The role of matchmaker, famously sung about in “Fiddler on the Roof,” is one of many roles made obsolete by technology. Today, those seeking a mate are far more likely to consult match.com or okcubid.com, where data is crunched by ever- improving algorithms and learning systems. The community matchmaker with his/her special skills and wisdom inherited from prior generations has become a quaint idea as databases fill with information on online dating successes and failures and maturing algorithms create ever-improving outcomes.
If you’re unfamiliar with the scientific side of matchmaking, I suggest viewing Hannah Fry’s TED talk on The Mathematics of Love. She provides a fascinating glimpse into this world, presenting three mathematically verifiable tips. She reveals surprises (attractiveness does not dictate online dating success), challenging advice (reject the first 37% of interested suitors and then fully commit to the next option that exceeds the quality of all previous), and mathematical validation of what might be instinctively predictable (the most effective predictor of divorce is each partner’s influence on the mood of the other during conversation).
Why might this be important to serious businesspeople like ourselves?
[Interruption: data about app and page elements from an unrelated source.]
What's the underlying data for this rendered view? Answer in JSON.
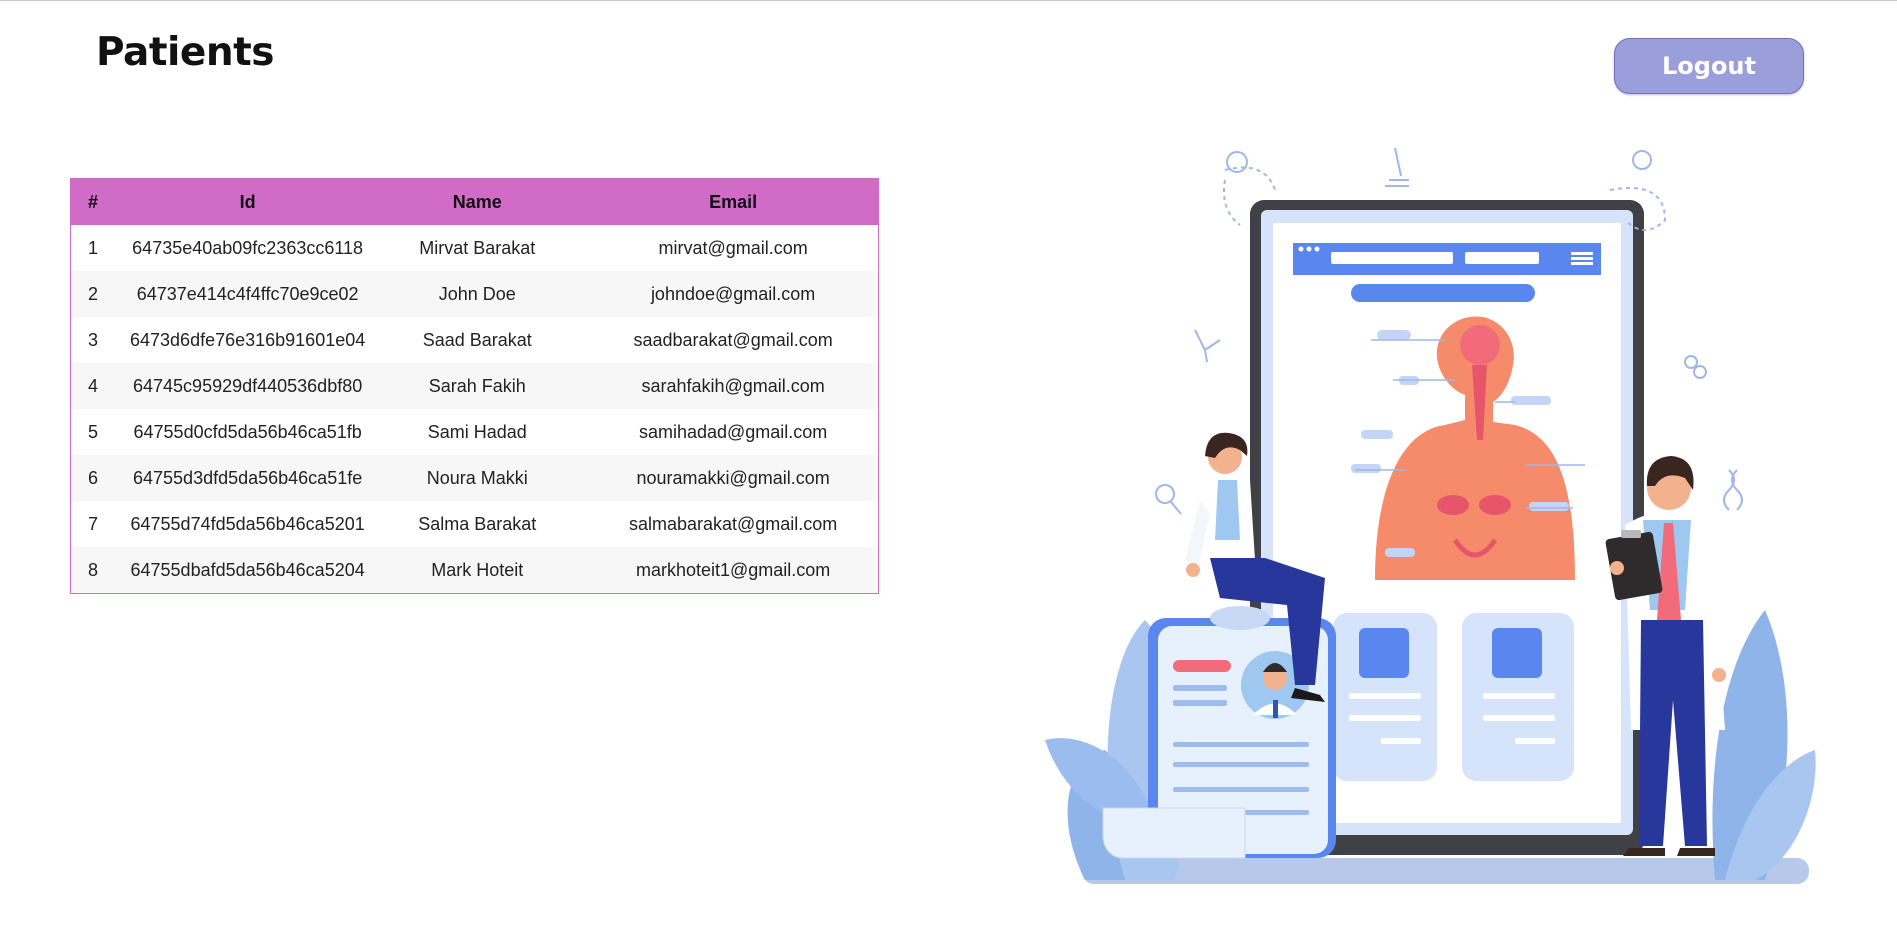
{
  "header": {
    "title": "Patients",
    "logout_label": "Logout"
  },
  "colors": {
    "table_header": "#d06bc7",
    "logout_button": "#9a9fdc"
  },
  "table": {
    "columns": [
      "#",
      "Id",
      "Name",
      "Email"
    ],
    "rows": [
      {
        "num": "1",
        "id": "64735e40ab09fc2363cc6118",
        "name": "Mirvat Barakat",
        "email": "mirvat@gmail.com"
      },
      {
        "num": "2",
        "id": "64737e414c4f4ffc70e9ce02",
        "name": "John Doe",
        "email": "johndoe@gmail.com"
      },
      {
        "num": "3",
        "id": "6473d6dfe76e316b91601e04",
        "name": "Saad Barakat",
        "email": "saadbarakat@gmail.com"
      },
      {
        "num": "4",
        "id": "64745c95929df440536dbf80",
        "name": "Sarah Fakih",
        "email": "sarahfakih@gmail.com"
      },
      {
        "num": "5",
        "id": "64755d0cfd5da56b46ca51fb",
        "name": "Sami Hadad",
        "email": "samihadad@gmail.com"
      },
      {
        "num": "6",
        "id": "64755d3dfd5da56b46ca51fe",
        "name": "Noura Makki",
        "email": "nouramakki@gmail.com"
      },
      {
        "num": "7",
        "id": "64755d74fd5da56b46ca5201",
        "name": "Salma Barakat",
        "email": "salmabarakat@gmail.com"
      },
      {
        "num": "8",
        "id": "64755dbafd5da56b46ca5204",
        "name": "Mark Hoteit",
        "email": "markhoteit1@gmail.com"
      }
    ]
  },
  "illustration": {
    "icon": "medical-tablet-illustration"
  }
}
It turns out the data science we apply to assisting love seekers can be applied to business-oriented matchmaking with little or no adjustment.
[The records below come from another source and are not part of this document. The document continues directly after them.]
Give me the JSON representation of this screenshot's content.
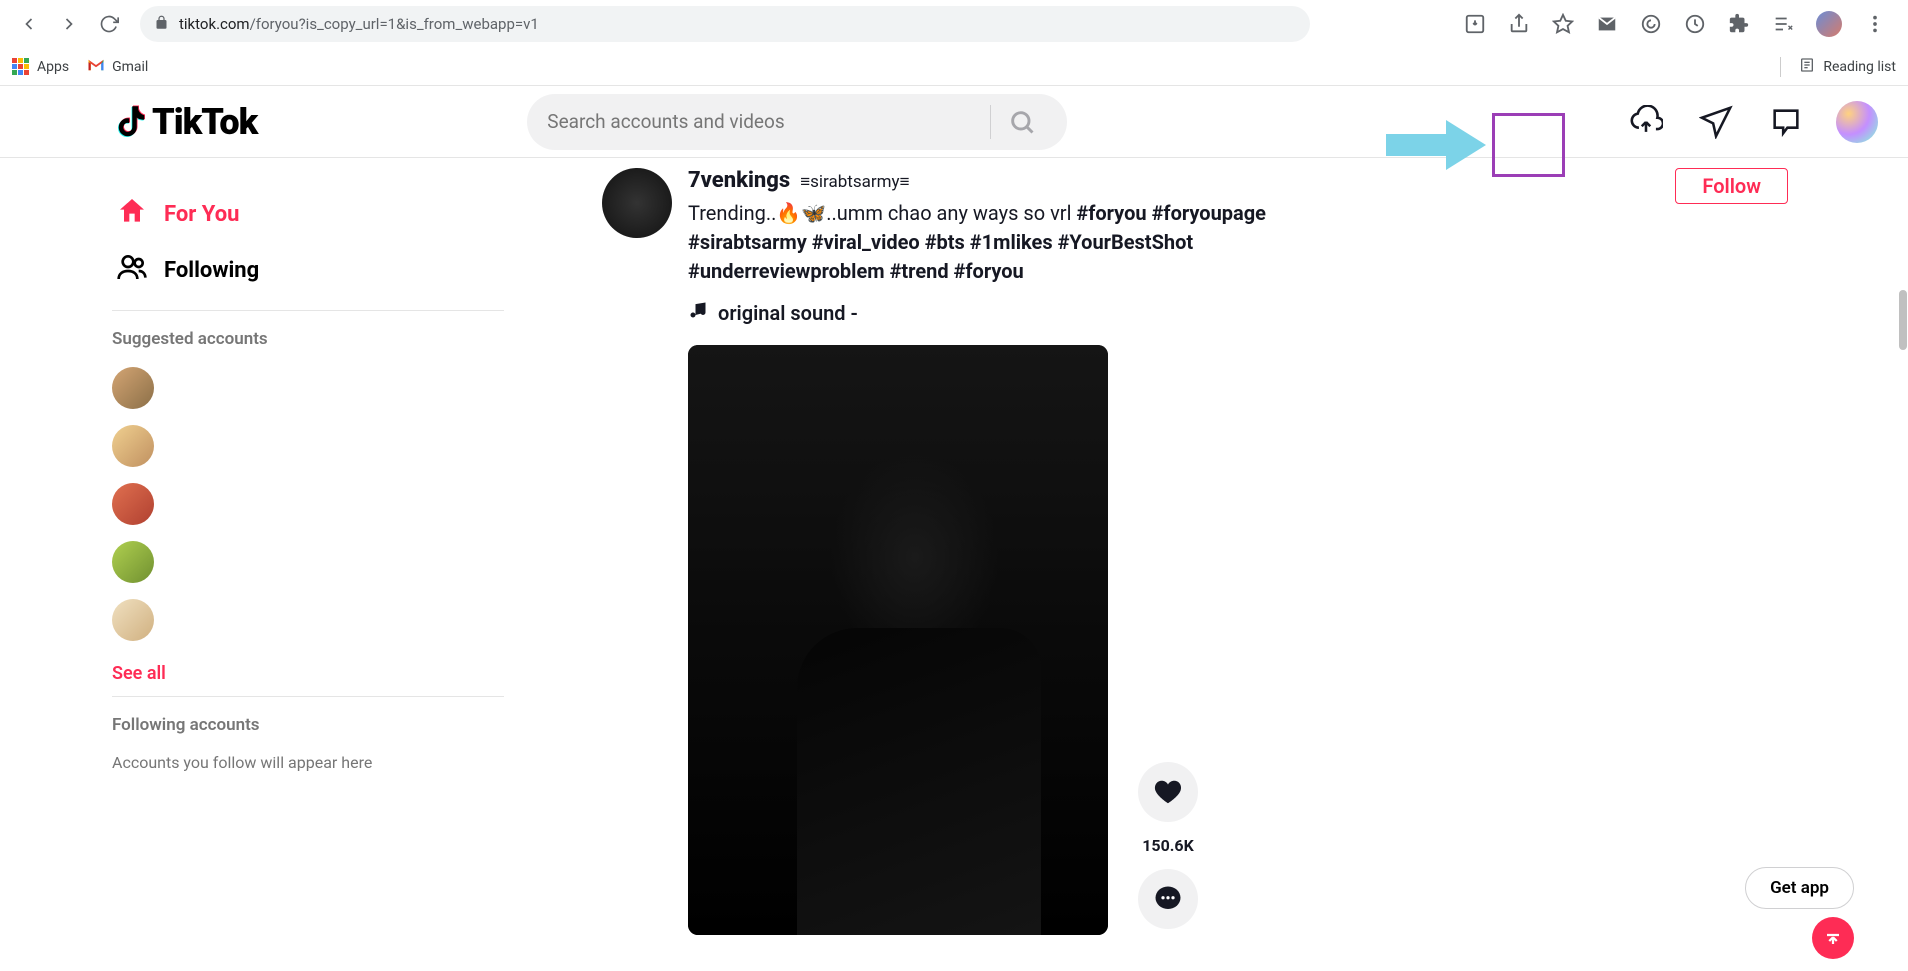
{
  "browser": {
    "url_host": "tiktok.com",
    "url_path": "/foryou?is_copy_url=1&is_from_webapp=v1"
  },
  "bookmarks": {
    "apps": "Apps",
    "gmail": "Gmail",
    "reading_list": "Reading list"
  },
  "header": {
    "logo_text": "TikTok",
    "search_placeholder": "Search accounts and videos"
  },
  "sidebar": {
    "for_you": "For You",
    "following": "Following",
    "suggested_title": "Suggested accounts",
    "see_all": "See all",
    "following_title": "Following accounts",
    "following_empty": "Accounts you follow will appear here"
  },
  "post": {
    "username": "7venkings",
    "handle": "≡sirabtsarmy≡",
    "caption_plain": "Trending..🔥🦋..umm chao any ways so vrl ",
    "hashtags": "#foryou #foryoupage #sirabtsarmy #viral_video #bts #1mlikes #YourBestShot #underreviewproblem #trend #foryou",
    "sound": "original sound -",
    "follow": "Follow",
    "likes": "150.6K"
  },
  "floating": {
    "get_app": "Get app"
  }
}
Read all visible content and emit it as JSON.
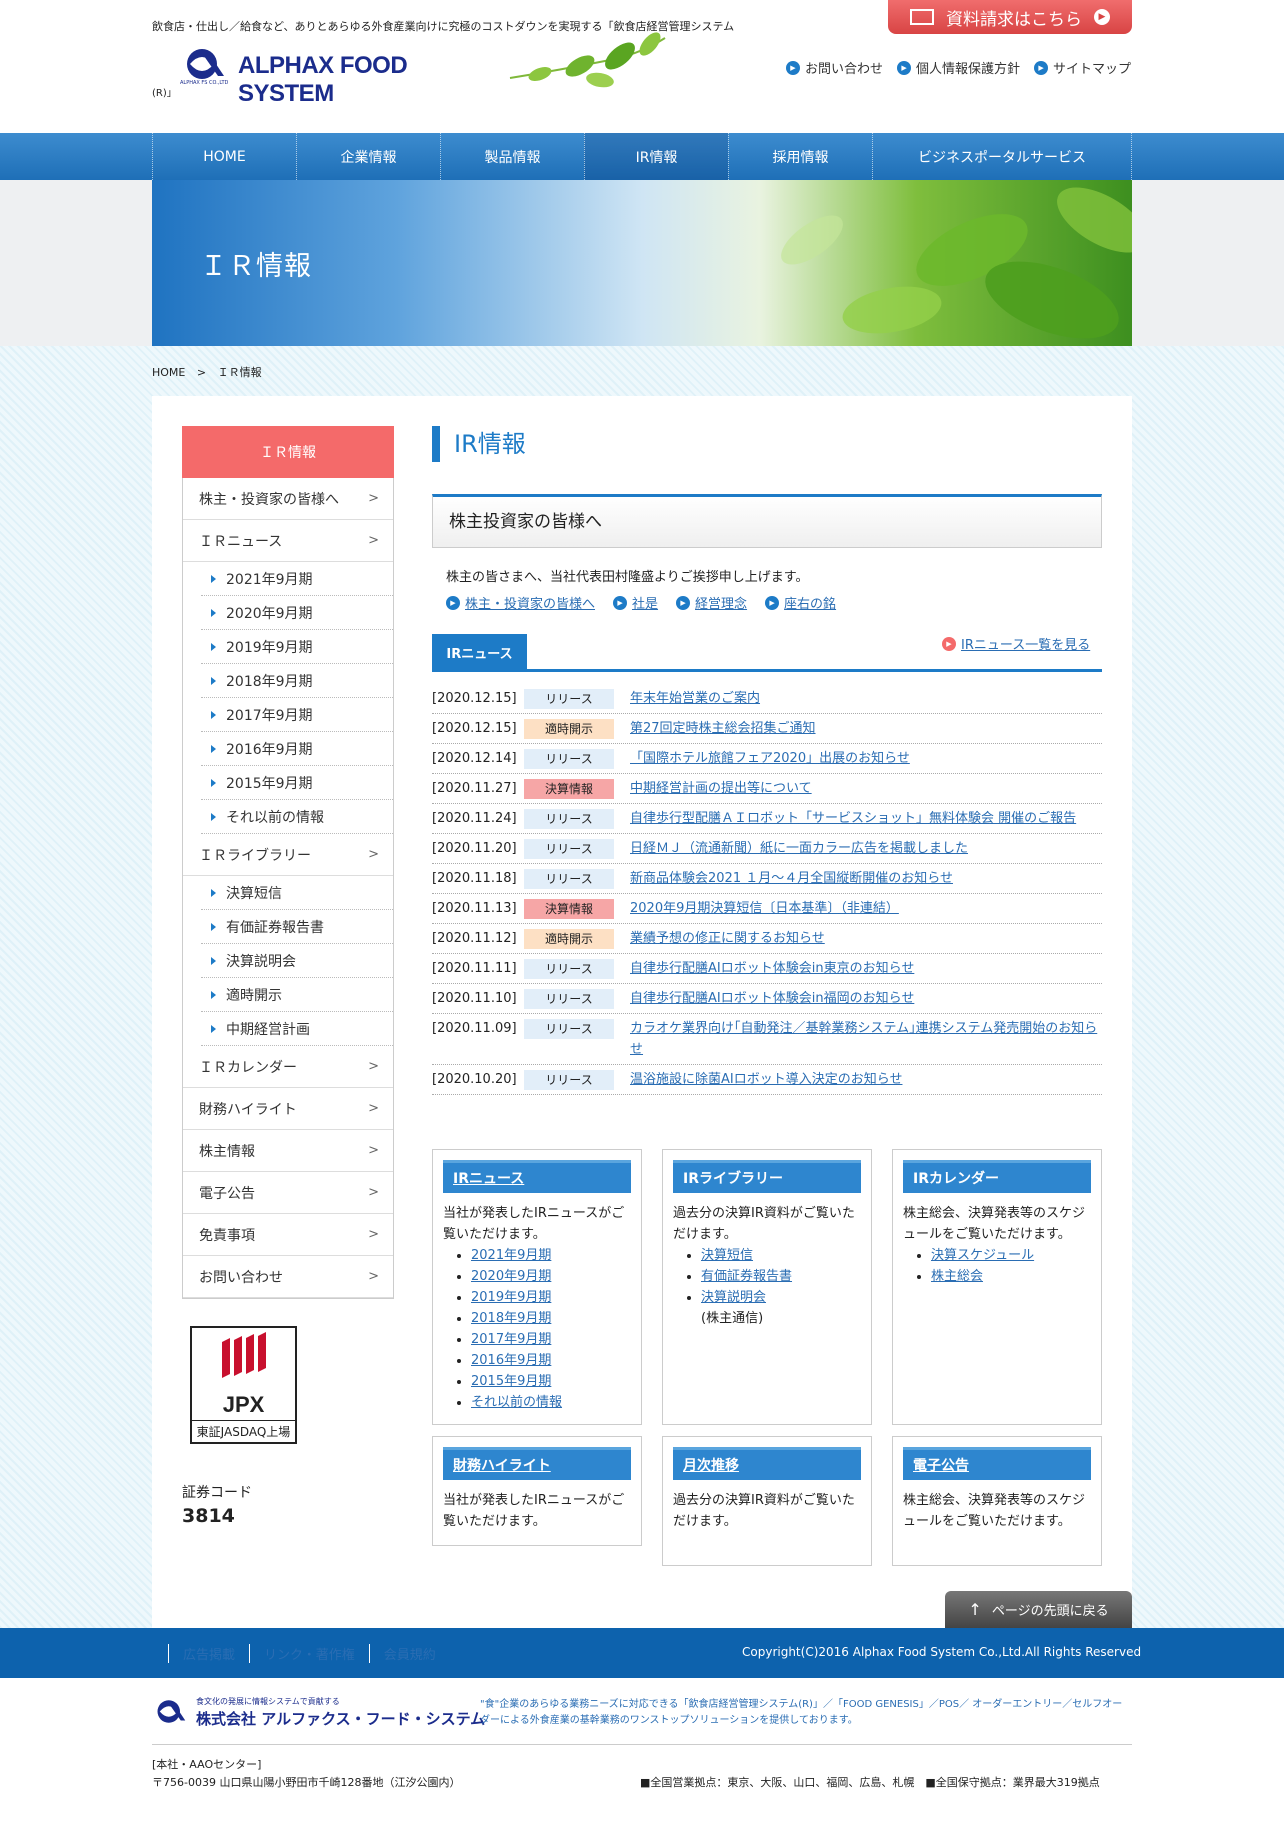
{
  "header": {
    "tagline": "飲食店・仕出し／給食など、ありとあらゆる外食産業向けに究極のコストダウンを実現する「飲食店経営管理システム",
    "tagline_end": "(R)」",
    "logo_text": "ALPHAX FOOD SYSTEM",
    "logo_sub": "ALPHAX FS CO.,LTD",
    "request_button": "資料請求はこちら",
    "links": [
      "お問い合わせ",
      "個人情報保護方針",
      "サイトマップ"
    ]
  },
  "nav": [
    "HOME",
    "企業情報",
    "製品情報",
    "IR情報",
    "採用情報",
    "ビジネスポータルサービス"
  ],
  "banner_title": "ＩＲ情報",
  "breadcrumb": {
    "home": "HOME",
    "sep": ">",
    "current": "ＩＲ情報"
  },
  "sidebar": {
    "title": "ＩＲ情報",
    "items": [
      {
        "label": "株主・投資家の皆様へ",
        "level": 1
      },
      {
        "label": "ＩＲニュース",
        "level": 1
      },
      {
        "label": "2021年9月期",
        "level": 2
      },
      {
        "label": "2020年9月期",
        "level": 2
      },
      {
        "label": "2019年9月期",
        "level": 2
      },
      {
        "label": "2018年9月期",
        "level": 2
      },
      {
        "label": "2017年9月期",
        "level": 2
      },
      {
        "label": "2016年9月期",
        "level": 2
      },
      {
        "label": "2015年9月期",
        "level": 2
      },
      {
        "label": "それ以前の情報",
        "level": 2
      },
      {
        "label": "ＩＲライブラリー",
        "level": 1
      },
      {
        "label": "決算短信",
        "level": 2
      },
      {
        "label": "有価証券報告書",
        "level": 2
      },
      {
        "label": "決算説明会",
        "level": 2
      },
      {
        "label": "適時開示",
        "level": 2
      },
      {
        "label": "中期経営計画",
        "level": 2
      },
      {
        "label": "ＩＲカレンダー",
        "level": 1
      },
      {
        "label": "財務ハイライト",
        "level": 1
      },
      {
        "label": "株主情報",
        "level": 1
      },
      {
        "label": "電子公告",
        "level": 1
      },
      {
        "label": "免責事項",
        "level": 1
      },
      {
        "label": "お問い合わせ",
        "level": 1
      }
    ],
    "jpx": "JPX",
    "jpx_sub": "東証JASDAQ上場",
    "code_label": "証券コード",
    "code_value": "3814"
  },
  "main": {
    "title": "IR情報",
    "greeting_title": "株主投資家の皆様へ",
    "greeting_text": "株主の皆さまへ、当社代表田村隆盛よりご挨拶申し上げます。",
    "greeting_links": [
      "株主・投資家の皆様へ",
      "社是",
      "経営理念",
      "座右の銘"
    ],
    "news_tab": "IRニュース",
    "news_all": "IRニュース一覧を見る",
    "news": [
      {
        "date": "[2020.12.15]",
        "tag": "リリース",
        "type": "rel",
        "title": "年末年始営業のご案内"
      },
      {
        "date": "[2020.12.15]",
        "tag": "適時開示",
        "type": "time",
        "title": "第27回定時株主総会招集ご通知"
      },
      {
        "date": "[2020.12.14]",
        "tag": "リリース",
        "type": "rel",
        "title": "「国際ホテル旅館フェア2020」出展のお知らせ"
      },
      {
        "date": "[2020.11.27]",
        "tag": "決算情報",
        "type": "fin",
        "title": "中期経営計画の提出等について"
      },
      {
        "date": "[2020.11.24]",
        "tag": "リリース",
        "type": "rel",
        "title": "自律歩行型配膳ＡＩロボット「サービスショット」無料体験会 開催のご報告"
      },
      {
        "date": "[2020.11.20]",
        "tag": "リリース",
        "type": "rel",
        "title": "日経ＭＪ（流通新聞）紙に一面カラー広告を掲載しました"
      },
      {
        "date": "[2020.11.18]",
        "tag": "リリース",
        "type": "rel",
        "title": "新商品体験会2021 １月～４月全国縦断開催のお知らせ"
      },
      {
        "date": "[2020.11.13]",
        "tag": "決算情報",
        "type": "fin",
        "title": "2020年9月期決算短信〔日本基準〕（非連結）"
      },
      {
        "date": "[2020.11.12]",
        "tag": "適時開示",
        "type": "time",
        "title": "業績予想の修正に関するお知らせ"
      },
      {
        "date": "[2020.11.11]",
        "tag": "リリース",
        "type": "rel",
        "title": "自律歩行配膳AIロボット体験会in東京のお知らせ"
      },
      {
        "date": "[2020.11.10]",
        "tag": "リリース",
        "type": "rel",
        "title": "自律歩行配膳AIロボット体験会in福岡のお知らせ"
      },
      {
        "date": "[2020.11.09]",
        "tag": "リリース",
        "type": "rel",
        "title": "カラオケ業界向け｢自動発注／基幹業務システム｣連携システム発売開始のお知らせ"
      },
      {
        "date": "[2020.10.20]",
        "tag": "リリース",
        "type": "rel",
        "title": "温浴施設に除菌AIロボット導入決定のお知らせ"
      }
    ],
    "boxes": [
      {
        "title": "IRニュース",
        "link": true,
        "text": "当社が発表したIRニュースがご覧いただけます。",
        "items": [
          "2021年9月期",
          "2020年9月期",
          "2019年9月期",
          "2018年9月期",
          "2017年9月期",
          "2016年9月期",
          "2015年9月期",
          "それ以前の情報"
        ]
      },
      {
        "title": "IRライブラリー",
        "link": false,
        "text": "過去分の決算IR資料がご覧いただけます。",
        "items": [
          "決算短信",
          "有価証券報告書",
          "決算説明会"
        ],
        "note": "(株主通信)"
      },
      {
        "title": "IRカレンダー",
        "link": false,
        "text": "株主総会、決算発表等のスケジュールをご覧いただけます。",
        "items": [
          "決算スケジュール",
          "株主総会"
        ]
      },
      {
        "title": "財務ハイライト",
        "link": true,
        "text": "当社が発表したIRニュースがご覧いただけます。",
        "items": []
      },
      {
        "title": "月次推移",
        "link": true,
        "text": "過去分の決算IR資料がご覧いただけます。",
        "items": []
      },
      {
        "title": "電子公告",
        "link": true,
        "text": "株主総会、決算発表等のスケジュールをご覧いただけます。",
        "items": []
      }
    ],
    "page_top": "ページの先頭に戻る"
  },
  "footer": {
    "links": [
      "広告掲載",
      "リンク・著作権",
      "会員規約"
    ],
    "copyright": "Copyright(C)2016 Alphax Food System Co.,Ltd.All Rights Reserved",
    "logo_catch": "食文化の発展に情報システムで貢献する",
    "logo_name": "株式会社 アルファクス・フード・システム",
    "desc": "\"食\"企業のあらゆる業務ニーズに対応できる「飲食店経営管理システム(R)」／「FOOD GENESIS」／POS／ オーダーエントリー／セルフオーダーによる外食産業の基幹業務のワンストップソリューションを提供しております。",
    "addr_title": "[本社・AAOセンター]",
    "addr": "〒756-0039 山口県山陽小野田市千崎128番地（江汐公園内）",
    "bases": "■全国営業拠点：東京、大阪、山口、福岡、広島、札幌　■全国保守拠点：業界最大319拠点"
  }
}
We recently applied similar algorithms to a telecom giant’s matching of customers calling customer-response centers with agents who are ready to serve them. A real-time computation of goodness scores, based on data known about customers and available agents, managed to save this company more than 24% of customer-response center cost while improving satisfaction and increasing upsell by more than 20%. Many other methods of enhancement had been previously tried. None were as effective as a modest investment in data and analytics.
This experience doesn’t just highlight the value of mathematics in successful business improvement, it shows the importance of creativity in applying that math. I doubt I would have thought of this customer-response center connection, but someone more imaginative realized the data science behind finding compatible life partners could be applied to callers and agents. Brilliant.
Our command of technology has reached the point where this type of creativity has become the most elusive ingredient. We need to realize that if a bit of data about element A and element B can be analyzed to discover patterns of success, and those patterns can be captured within systems that learn and used to predict the best decision within an instant, that many possibilities exist. Matching sales leads to sales personnel? Matching product assortments to store demographics? Matching campaigns to customer-loyalty profiles?
Let’s get creative, imagining all the places that better matches would improve business, and then simply apply the math. Just adding a splash of creativity to a shot or two of business understanding could change our song lyric to, “Mathematics, mathematics, make me some money.”